Acquisition Parameters: Details
Target Company: E-Tunnel Inc., South Korea
Registration Number: 270-87-02480
Stake Acquired: 100% (22,01,680 shares)
Share Swap Ratio: 1:121
IDream Shares to be Issued: 26,64,03,280 equity shares
Issue Price: ₹10.00 per share
Total Consideration: ₹26,640.32 lakh
E-Tunnel Turnover (2024): ₹21.14 crore

E-Tunnel Inc., incorporated on December 14, 2021, specializes in biometric authentication hardware development and manufacturing. The company holds patents for finger-vein authentication technology across Korea, the U.S., Europe, and Japan.

Open Offer Under SEBI (SAST) Regulations

Following the underlying transactions, Northvale Capital Partners Private Limited and its Persons Acting in Concert (PACs) have launched a mandatory open offer:

Open Offer Details: Specifications
Offer Size: 60,000 equity shares
Offer Price: ₹10.00 per share
Total Consideration: ₹6.00 lakh
Percentage of Expanded Capital: 26.00% (restricted to public holding)
Mode of Payment: Cash
Offer Type: Triggered offer under Regulation 3(1) and 4

The open offer is being managed by Sobhagya Capital Options Private Limited and covers 100% of existing public shareholding. The offer is not conditional upon any minimum level of acceptance.

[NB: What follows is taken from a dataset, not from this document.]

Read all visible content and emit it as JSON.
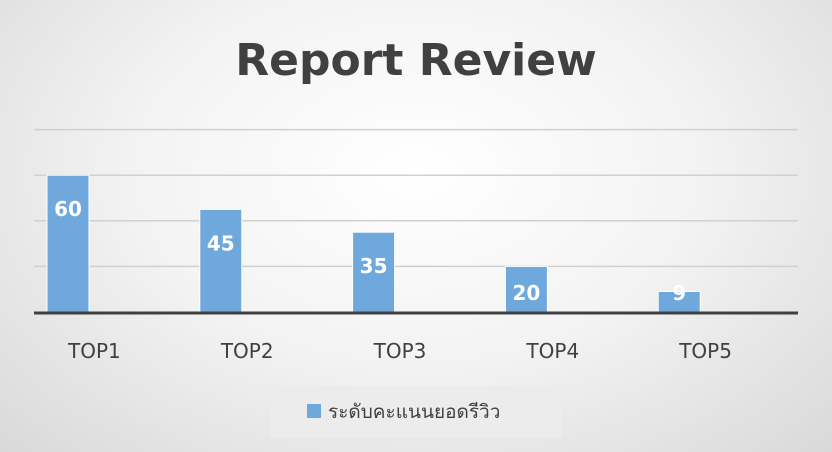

Share Purchase Agreement and Preferential Allotment

The board has approved a comprehensive transaction involving change of control and preferential allotment:

Transaction Details: Value/Quantity
Share Purchase Agreement: 90,000 equity shares with change of control
Acquirer: Northvale Capital Partners Private Limited, Singapore
Preferential Allotment (Cash): 40,00,000 equity shares
Preferential Allotment (Swap): 19,53,63,212 equity shares
Issue Price: ₹10.00 per share
Total Cash Consideration: ₹4.00 crore
Total Swap Consideration: ₹195.36 crore

Capital Structure Enhancement

Significant changes have been approved to strengthen the company's capital base:

Capital Changes: Current Proposed
Authorized Share Capital: ₹6.50 crore ₹275.00 crore
Investment/Loan Limit (Section 186): - ₹500.00 crore
Expanded Share Capital: 1,50,000 shares 27,05,53,280 shares

Post-Acquisition Shareholding Structure

Following completion of all transactions, the expected shareholding pattern will be:

Shareholder Category: Shareholding Percentage
Proposed Acquirer and PACs: 19,94,53,212 shares 73.72%
Public Shareholders: 7,11,00,068 shares 26.28%

Regulatory Timeline and Approvals

The Detailed Public Statement will be published by December 30, 2025, in English, Hindi, and Marathi newspapers. An Extraordinary General Meeting has been scheduled for January 19, 2026, at 11:30 AM in Mumbai to seek shareholder approval. All transactions are subject to regulatory approvals under SEBI (SAST) Regulations, with completion expected within 12 months of SEBI approval for the open offer.